China-backed AIIB touts growth and sustainability

This article is more than 12 months old

JEJU, SOUTH KOREA Leaders of the China-backed Asian Infrastructure Investment Bank (AIIB) touted its growing membership and commitment to sustainable development at its annual meeting, even as environmental groups were disappointed by its openness to investing in coal projects.

The AIIB, which has 80 member countries, was set up to help meet the estimated US$26 trillion (S$36 trillion) need for infrastructure spending in Asia through 2030, while also demonstrating that a China-led institution can meet international standards for best practice.

The United States and Japan, both members of the Manila-based Asian Development Bank (ADB), have not joined the AIIB.

The AIIB has pledged to use its investments to help members fulfil their commitments to the Paris climate accord, which the US is withdrawing from under President Donald Trump.

"We will not consider proposals if we are concerned about the environmental and reputational impact," AIIB president Jin Liqun, a former vice-president at the ADB, said on Friday at the opening ceremony.

But the bank did get pushback from environmental groups about its commitment to being green, with several non-governmental organisations (NGOs) saying they were disappointed that the bank's new energy industry strategy left the door open for coal sector investments.

"I have a hard time reconciling in the energy strategy a statement that says up front the purpose of the energy strategy is to help countries meet their commitments under the Paris agreement with, 'We're going to finance coal projects,'" said Mr Andrew Deutz of The Nature Conservancy.

Mr Jin said that after many rounds of discussion on the bank's energy policy, "this is the best we can achieve", adding that there are no new coal projects in its pipeline of investments.

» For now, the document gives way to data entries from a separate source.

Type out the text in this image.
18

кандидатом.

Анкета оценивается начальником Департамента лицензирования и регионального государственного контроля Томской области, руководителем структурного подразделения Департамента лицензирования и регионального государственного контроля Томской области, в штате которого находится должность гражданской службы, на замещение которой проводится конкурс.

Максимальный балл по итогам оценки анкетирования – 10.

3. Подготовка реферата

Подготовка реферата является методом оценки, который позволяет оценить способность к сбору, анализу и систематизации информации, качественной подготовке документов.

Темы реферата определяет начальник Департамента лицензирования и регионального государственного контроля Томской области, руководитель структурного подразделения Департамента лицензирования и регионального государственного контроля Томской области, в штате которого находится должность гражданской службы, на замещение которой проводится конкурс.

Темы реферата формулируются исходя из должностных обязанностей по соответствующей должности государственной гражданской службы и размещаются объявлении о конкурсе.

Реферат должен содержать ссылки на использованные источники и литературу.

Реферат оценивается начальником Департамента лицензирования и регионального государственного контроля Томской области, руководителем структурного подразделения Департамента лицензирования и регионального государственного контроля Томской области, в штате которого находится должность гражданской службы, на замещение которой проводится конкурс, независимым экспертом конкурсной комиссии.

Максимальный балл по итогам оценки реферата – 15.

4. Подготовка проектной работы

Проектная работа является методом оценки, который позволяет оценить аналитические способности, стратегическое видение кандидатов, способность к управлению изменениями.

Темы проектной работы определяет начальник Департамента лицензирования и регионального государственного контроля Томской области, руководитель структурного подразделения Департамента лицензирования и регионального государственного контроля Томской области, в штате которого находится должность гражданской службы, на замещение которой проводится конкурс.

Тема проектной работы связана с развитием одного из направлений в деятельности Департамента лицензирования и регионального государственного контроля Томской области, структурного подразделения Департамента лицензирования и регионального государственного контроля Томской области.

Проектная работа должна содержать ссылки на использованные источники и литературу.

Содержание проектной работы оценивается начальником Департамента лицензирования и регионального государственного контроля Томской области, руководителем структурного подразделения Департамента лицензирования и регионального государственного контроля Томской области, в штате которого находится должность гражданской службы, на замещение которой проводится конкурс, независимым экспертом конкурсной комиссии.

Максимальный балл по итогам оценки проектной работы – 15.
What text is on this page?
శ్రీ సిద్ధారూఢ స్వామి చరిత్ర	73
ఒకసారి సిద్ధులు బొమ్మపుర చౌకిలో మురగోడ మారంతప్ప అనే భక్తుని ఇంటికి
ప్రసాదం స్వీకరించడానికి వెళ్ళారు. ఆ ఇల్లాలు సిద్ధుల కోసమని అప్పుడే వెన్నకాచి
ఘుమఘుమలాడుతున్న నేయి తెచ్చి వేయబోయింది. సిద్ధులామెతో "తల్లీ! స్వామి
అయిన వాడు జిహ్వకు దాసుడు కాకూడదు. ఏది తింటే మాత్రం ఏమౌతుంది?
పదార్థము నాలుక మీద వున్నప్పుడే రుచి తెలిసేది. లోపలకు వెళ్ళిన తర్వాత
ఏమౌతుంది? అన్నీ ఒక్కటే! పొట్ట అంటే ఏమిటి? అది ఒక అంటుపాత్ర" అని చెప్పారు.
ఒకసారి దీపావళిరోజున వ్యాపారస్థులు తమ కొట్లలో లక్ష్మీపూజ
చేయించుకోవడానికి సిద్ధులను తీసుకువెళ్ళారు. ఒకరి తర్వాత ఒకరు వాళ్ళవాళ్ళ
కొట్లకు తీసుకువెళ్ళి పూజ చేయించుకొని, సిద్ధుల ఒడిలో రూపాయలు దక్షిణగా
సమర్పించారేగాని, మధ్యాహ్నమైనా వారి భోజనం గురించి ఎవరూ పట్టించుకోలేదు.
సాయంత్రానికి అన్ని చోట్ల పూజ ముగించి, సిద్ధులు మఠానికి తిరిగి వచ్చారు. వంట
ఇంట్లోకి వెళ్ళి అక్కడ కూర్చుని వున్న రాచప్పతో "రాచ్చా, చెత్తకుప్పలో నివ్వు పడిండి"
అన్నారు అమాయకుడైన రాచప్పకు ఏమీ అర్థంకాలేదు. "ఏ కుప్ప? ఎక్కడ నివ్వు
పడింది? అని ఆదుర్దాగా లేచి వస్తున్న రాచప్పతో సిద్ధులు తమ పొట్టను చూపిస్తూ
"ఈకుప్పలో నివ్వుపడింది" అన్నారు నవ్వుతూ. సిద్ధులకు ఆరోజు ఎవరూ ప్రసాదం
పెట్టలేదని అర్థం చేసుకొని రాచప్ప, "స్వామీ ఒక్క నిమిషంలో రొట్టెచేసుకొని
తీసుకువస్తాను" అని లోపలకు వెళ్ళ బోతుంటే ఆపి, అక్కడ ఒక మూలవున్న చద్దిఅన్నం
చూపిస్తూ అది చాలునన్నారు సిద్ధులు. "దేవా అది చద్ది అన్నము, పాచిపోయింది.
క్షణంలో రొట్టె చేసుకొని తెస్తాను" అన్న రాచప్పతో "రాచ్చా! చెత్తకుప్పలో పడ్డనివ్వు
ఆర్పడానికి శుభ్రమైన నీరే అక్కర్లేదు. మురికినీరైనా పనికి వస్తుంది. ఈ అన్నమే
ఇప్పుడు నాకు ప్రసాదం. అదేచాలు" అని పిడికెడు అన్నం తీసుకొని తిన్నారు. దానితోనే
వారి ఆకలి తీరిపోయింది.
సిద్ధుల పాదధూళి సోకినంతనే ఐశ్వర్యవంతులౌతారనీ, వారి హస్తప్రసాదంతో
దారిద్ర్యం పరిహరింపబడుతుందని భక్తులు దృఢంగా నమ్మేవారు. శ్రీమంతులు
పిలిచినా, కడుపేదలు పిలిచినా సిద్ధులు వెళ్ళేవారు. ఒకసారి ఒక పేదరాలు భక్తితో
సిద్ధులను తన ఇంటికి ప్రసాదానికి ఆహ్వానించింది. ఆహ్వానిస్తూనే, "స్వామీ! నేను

Other groups saw improvement over the last year in how the bank engages with NGOs.

"We thought this was a really interesting opportunity to see if this new institution can foster a race to the top in terms of creating strong, sustainable credit practices, or foster a race to the bottom," said Ms Katherine Lu of Friends of the Earth.

The bank began operations 18 months ago and has approved US$2.5 billion in loans.

It expects that number to reach about US$4 billion by the end of this year.

By comparison, the ADB made US$17.74 billion in commitments last year.